I don’t want to tell this story, really, but I will anyways.
On Wednesday afternoon I felt a strange burning on my left calf–in the area where my wound was from 10 days ago. Later that night after being on my feet for a few hours at some meetings, as I got undressed I realized that my lower leg was raw and swollen. I passed the night feverish and in increasing pain. By Thursday morning I realized that I needed to see a doctor, and soon.
It’s hard having just one leg, to have something go awry like this. Ambulation became nearly impossible, I couldn’t drive, I was getting increasingly scared about the hot red swelling spreading up my leg.
Long story short: I am on some antibiotics and I haven’t left the couch since returning home from the doctor. We are watching carefully for signs of further problems but so far all seems okay.
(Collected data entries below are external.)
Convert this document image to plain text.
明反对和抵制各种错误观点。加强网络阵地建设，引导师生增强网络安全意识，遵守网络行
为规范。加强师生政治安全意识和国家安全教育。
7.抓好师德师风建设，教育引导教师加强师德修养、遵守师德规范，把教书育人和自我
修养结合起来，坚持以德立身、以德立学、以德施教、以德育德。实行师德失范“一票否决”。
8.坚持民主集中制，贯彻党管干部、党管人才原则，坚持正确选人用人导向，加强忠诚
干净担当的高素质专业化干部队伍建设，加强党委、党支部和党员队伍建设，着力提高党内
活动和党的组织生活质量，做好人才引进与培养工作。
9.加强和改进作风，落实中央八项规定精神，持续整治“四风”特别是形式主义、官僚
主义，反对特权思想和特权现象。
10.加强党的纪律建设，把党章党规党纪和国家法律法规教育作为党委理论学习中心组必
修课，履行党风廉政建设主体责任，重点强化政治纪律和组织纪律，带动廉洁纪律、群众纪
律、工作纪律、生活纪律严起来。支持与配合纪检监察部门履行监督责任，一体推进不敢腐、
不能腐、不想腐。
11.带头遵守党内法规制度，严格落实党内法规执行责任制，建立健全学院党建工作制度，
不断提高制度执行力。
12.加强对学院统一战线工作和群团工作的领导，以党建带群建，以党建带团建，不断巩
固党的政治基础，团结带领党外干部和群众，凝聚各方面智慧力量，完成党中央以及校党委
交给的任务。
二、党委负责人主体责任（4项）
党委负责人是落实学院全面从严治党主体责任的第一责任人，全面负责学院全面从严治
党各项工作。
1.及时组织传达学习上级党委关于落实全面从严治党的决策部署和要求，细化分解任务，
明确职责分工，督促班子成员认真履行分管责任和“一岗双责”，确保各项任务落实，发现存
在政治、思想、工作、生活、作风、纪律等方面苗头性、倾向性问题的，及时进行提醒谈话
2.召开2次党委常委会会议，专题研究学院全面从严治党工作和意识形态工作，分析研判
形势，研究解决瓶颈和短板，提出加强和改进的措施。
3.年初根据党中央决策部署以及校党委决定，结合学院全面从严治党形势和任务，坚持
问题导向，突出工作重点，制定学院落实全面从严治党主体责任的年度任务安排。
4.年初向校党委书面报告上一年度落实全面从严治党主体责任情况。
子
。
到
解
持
This incident has caused me to consider many things: the problems of antibiotic resistance, my vulnerability to infection, and my dependence on John & the kids. I find myself continuingly grateful for a spouse who keeps a job that he dislikes so I can have good health insurance.
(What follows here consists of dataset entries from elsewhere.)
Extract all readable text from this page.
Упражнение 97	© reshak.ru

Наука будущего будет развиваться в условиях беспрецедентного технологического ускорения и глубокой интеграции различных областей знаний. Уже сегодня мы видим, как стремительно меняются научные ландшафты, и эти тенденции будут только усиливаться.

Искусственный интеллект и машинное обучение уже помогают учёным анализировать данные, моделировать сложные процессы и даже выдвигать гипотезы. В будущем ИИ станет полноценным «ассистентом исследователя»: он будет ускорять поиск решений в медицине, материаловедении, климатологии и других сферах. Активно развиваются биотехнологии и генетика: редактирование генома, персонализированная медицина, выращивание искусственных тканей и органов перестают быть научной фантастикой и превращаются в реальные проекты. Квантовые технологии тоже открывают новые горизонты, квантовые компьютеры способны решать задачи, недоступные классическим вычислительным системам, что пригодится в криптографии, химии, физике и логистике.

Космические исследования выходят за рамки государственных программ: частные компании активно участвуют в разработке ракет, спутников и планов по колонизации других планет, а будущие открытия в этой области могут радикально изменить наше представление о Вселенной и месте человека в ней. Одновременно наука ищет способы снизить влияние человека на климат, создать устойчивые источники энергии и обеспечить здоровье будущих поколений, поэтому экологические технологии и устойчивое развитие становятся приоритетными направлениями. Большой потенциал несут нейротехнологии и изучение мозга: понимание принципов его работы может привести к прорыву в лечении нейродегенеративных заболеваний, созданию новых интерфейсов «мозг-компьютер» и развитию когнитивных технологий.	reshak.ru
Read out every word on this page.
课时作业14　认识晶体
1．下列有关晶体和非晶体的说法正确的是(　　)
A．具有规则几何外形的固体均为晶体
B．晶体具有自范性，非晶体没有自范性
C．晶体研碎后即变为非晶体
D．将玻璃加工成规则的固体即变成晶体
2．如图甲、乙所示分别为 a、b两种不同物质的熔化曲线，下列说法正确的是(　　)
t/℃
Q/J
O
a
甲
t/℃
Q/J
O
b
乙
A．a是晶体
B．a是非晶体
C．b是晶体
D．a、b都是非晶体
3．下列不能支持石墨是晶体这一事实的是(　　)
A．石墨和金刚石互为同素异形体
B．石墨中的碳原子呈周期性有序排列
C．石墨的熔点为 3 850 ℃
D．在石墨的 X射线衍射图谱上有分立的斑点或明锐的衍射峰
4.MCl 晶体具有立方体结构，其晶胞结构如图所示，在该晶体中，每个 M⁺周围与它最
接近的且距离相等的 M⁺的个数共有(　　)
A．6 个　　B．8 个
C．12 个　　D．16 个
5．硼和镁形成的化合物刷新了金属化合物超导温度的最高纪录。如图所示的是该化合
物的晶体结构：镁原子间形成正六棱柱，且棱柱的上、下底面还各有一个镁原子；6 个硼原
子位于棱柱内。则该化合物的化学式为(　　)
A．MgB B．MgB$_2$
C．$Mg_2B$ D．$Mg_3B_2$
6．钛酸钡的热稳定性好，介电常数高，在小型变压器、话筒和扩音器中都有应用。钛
But the overriding emotion for me, in all this, has been fear. I am scared of pain, of being bedridden, and of having my body be out of my control. Even as I write this there’s a big knot in my stomach. Because I remember another time when my leg was red and swollen and I started spending most of my days on the couch. Since then I don’t think there’s ever been a day that I have not felt afraid that it could happen again. To me. Or to one that I love.